Alexandre Narboni, gérant et analyste actions internationales de Comgest, est revenu pour AOF sur sa vision du marché chinois, sur le positionnement de son portefeuille dans la perspective d’une possible récession et sur les valeurs technologiques.

Est ce que les dernières annonces sur l'allégement des mesures anti-Covid19 ont changé votre vision des perspectives de l'économie et des valeurs chinoises ?

Notre vision n'a pas changé.
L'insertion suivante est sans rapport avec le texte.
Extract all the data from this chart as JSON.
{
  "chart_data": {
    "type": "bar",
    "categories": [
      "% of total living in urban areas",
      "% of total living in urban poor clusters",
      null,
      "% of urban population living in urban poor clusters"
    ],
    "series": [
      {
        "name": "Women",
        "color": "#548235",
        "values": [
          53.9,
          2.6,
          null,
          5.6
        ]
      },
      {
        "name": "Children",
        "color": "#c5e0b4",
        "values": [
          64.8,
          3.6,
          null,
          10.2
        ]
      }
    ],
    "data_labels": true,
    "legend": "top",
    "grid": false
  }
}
Fin octobre, suite au congrès du parti communiste chinois, nous jugions les valorisations chinoises particulièrement dépréciées, ce qui nous a convaincu de " tenir " les positions chinoises dans Comgest Monde. Le spectaculaire rebond du marché, sur de simples signes d'allègement de leur politique zéro Covid, a confirmé ce jugement. Nous avons cependant observé l'évolution de la gouvernance chinoise des trois dernières années, très centrée autour de Xi Jinping, et également bien plus interventionniste dans l'économie (épisodes dans les secteurs de l'éducation en ligne, du commerce en ligne, des jeux vidéo, ou encore de l'immobilier). Nous ne jetons pas l'éponge sur la Chine, qui reste un grand vivier potentiel de croissance et d'innovation à long terme, mais avec prudence, dans un environnement politique plus incertain et moins lisible que dans nos grandes zones d'investissement : Etats-Unis, Europe et Japon.

Après la baisse des valorisations en 2022, un recul des profits des entreprises sur fond de récession est attendu l'année prochaine. Quels sont vos anticipations et comment orientez vous vos portefeuilles en conséquence ?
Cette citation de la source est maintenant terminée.